In Five Stages of Greek Religion, Gilbert Murray described the change in the Roman Empire under Christianity as “a rise of asceticism, of mysticism, in a sense, of pessimism; a loss of self-confidence, of hope in this life and faith in normal human effort; a despair of patient inquiry, a cry for infallible revelation; an indifference to the welfare of the state, a conversion of the soul to God.” According to Peter Gay, “He christened it a ‘failure of nerve.’ ” “Christened” is possibly a pun, but the failure of nerve is a rather characteristic appeal to pseudophysiology, a coming down to earth after a sustained flight of mentalism. The evidence which justifies ascribing the behavior of Romans to asceticism, mysticism, pessimism, and so on should serve as well in making a few guesses about the prevailing contingencies.
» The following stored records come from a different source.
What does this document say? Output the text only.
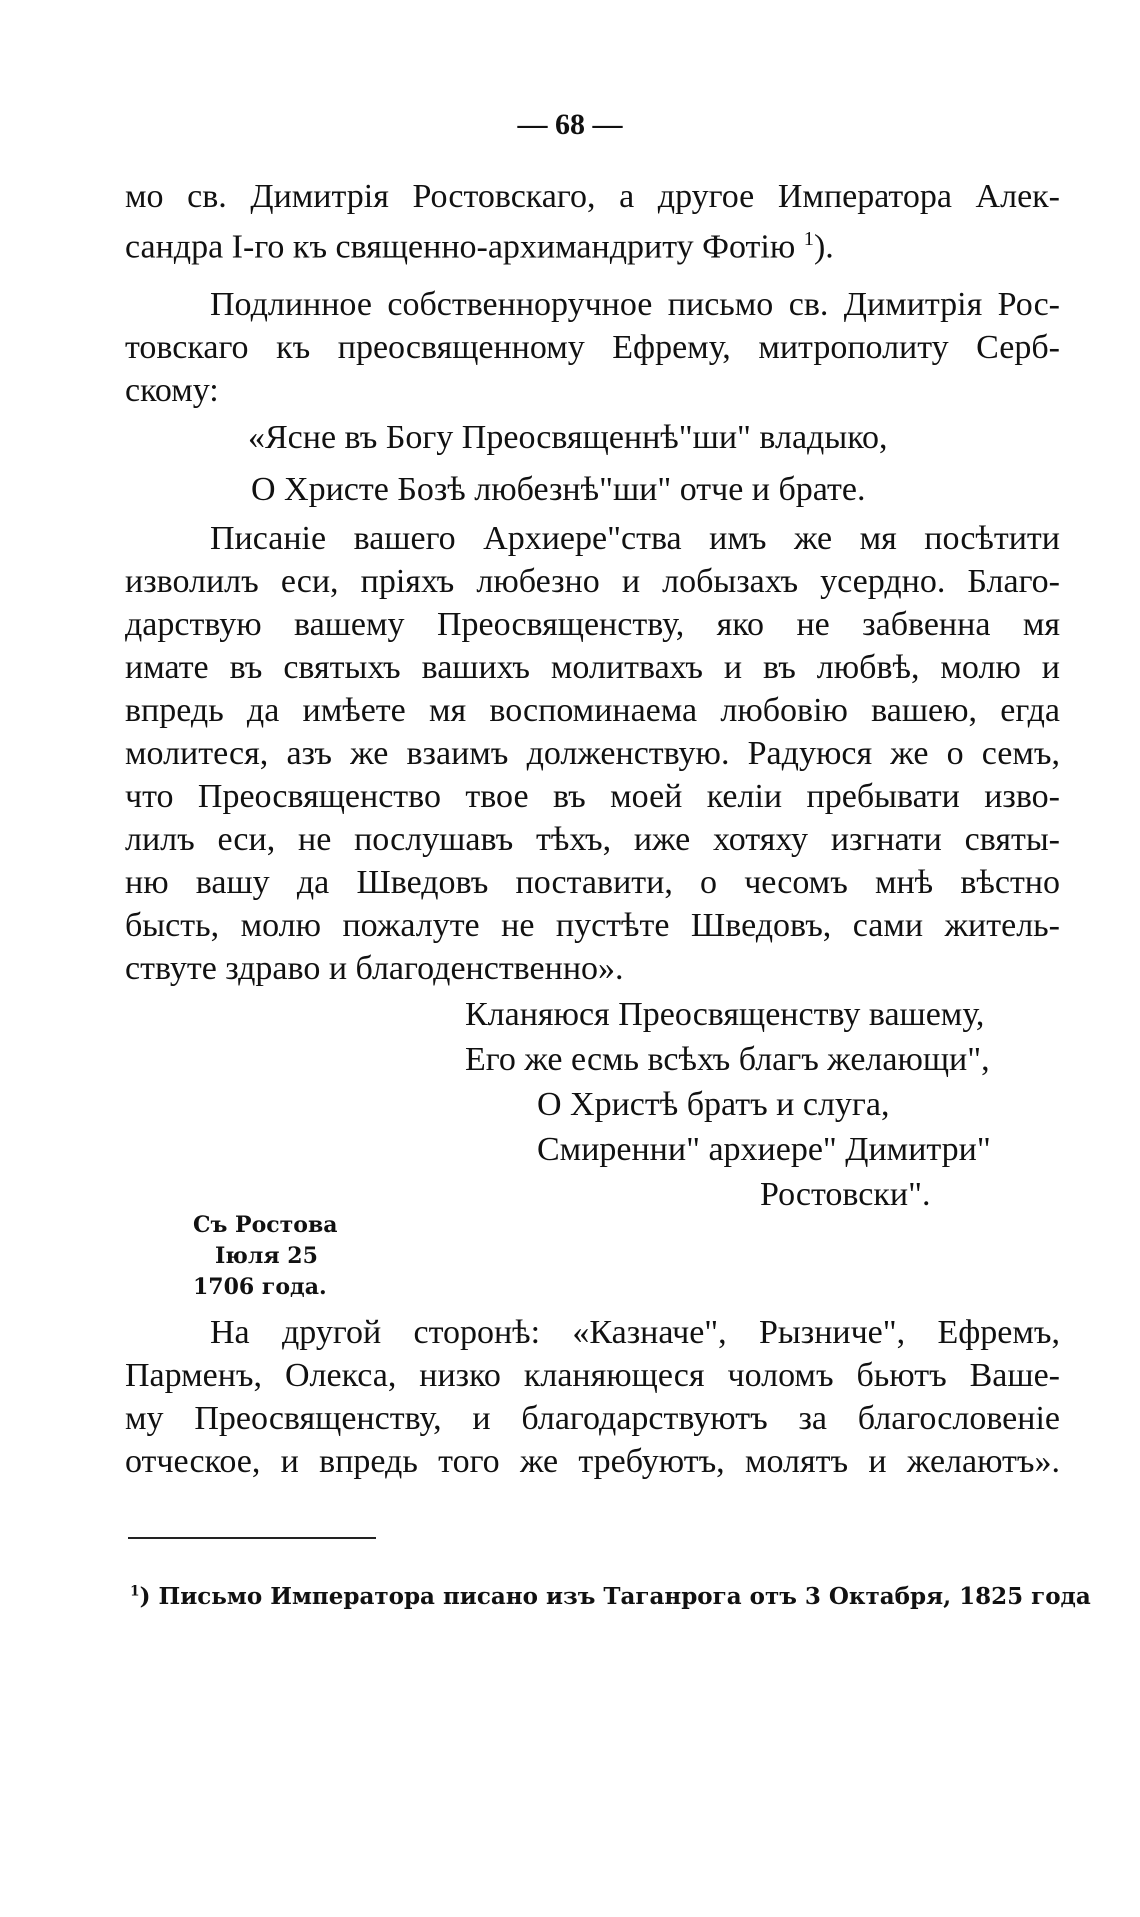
— 68 —
мо св. Димитрія Ростовскаго, а другое Императора Алек-
сандра I-го къ священно-архимандриту Фотію $^1$).
Подлинное собственноручное письмо св. Димитрія Рос-
товскаго къ преосвященному Ефрему, митрополиту Серб-
скому:
«Ясне въ Богу Преосвященнѣ"ши" владыко,
О Христе Бозѣ любезнѣ"ши" отче и брате.
Писаніе вашего Архиере"ства имъ же мя посѣтити
изволилъ еси, пріяхъ любезно и лобызахъ усердно. Благо-
дарствую вашему Преосвященству, яко не забвенна мя
имате въ святыхъ вашихъ молитвахъ и въ любвѣ, молю и
впредь да имѣете мя воспоминаема любовію вашею, егда
молитеся, азъ же взаимъ долженствую. Радуюся же о семъ,
что Преосвященство твое въ моей келіи пребывати изво-
лилъ еси, не послушавъ тѣхъ, иже хотяху изгнати святы-
ню вашу да Шведовъ поставити, о чесомъ мнѣ вѣстно
бысть, молю пожалуте не пустѣте Шведовъ, сами житель-
ствуте здраво и благоденственно».
Кланяюся Преосвященству вашему,
Его же есмь всѣхъ благъ желающи",
О Христѣ братъ и слуга,
Смиренни" архиере" Димитри"
Ростовски".
Съ Ростова
Іюля 25
1706 года.
На другой сторонѣ: «Казначе", Рызниче", Ефремъ,
Парменъ, Олекса, низко кланяющеся чоломъ бьютъ Ваше-
му Преосвященству, и благодарствуютъ за благословеніе
отческое, и впредь того же требуютъ, молятъ и желаютъ».
$^1$) Письмо Императора писано изъ Таганрога отъ 3 Октабря, 1825 года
The ascetic is no less reinforced by delicious food, sex, and so on than others (indeed, his asceticism would scarcely be admired if he were), but his behavior is clearly under the control of other consequences—most of them probably the punitive sanctions of early Christianity. Pessimism and a loss of self-confidence, hope, and faith are, as we saw in Chapter 4, associated with a lack of strong positive reinforcement A despair of patient inquiry suggests defective schedules of reinforcement, and a cry for infallible revelation a search for rules in lieu of contingencies which might shape behavior directly. An indifference to the welfare of the state and a conversion of the soul to God suggest a shift from governmental to religious sanctions. How much more we should know if the prevailing contingencies had been described rather than the feelings and isms generated by them!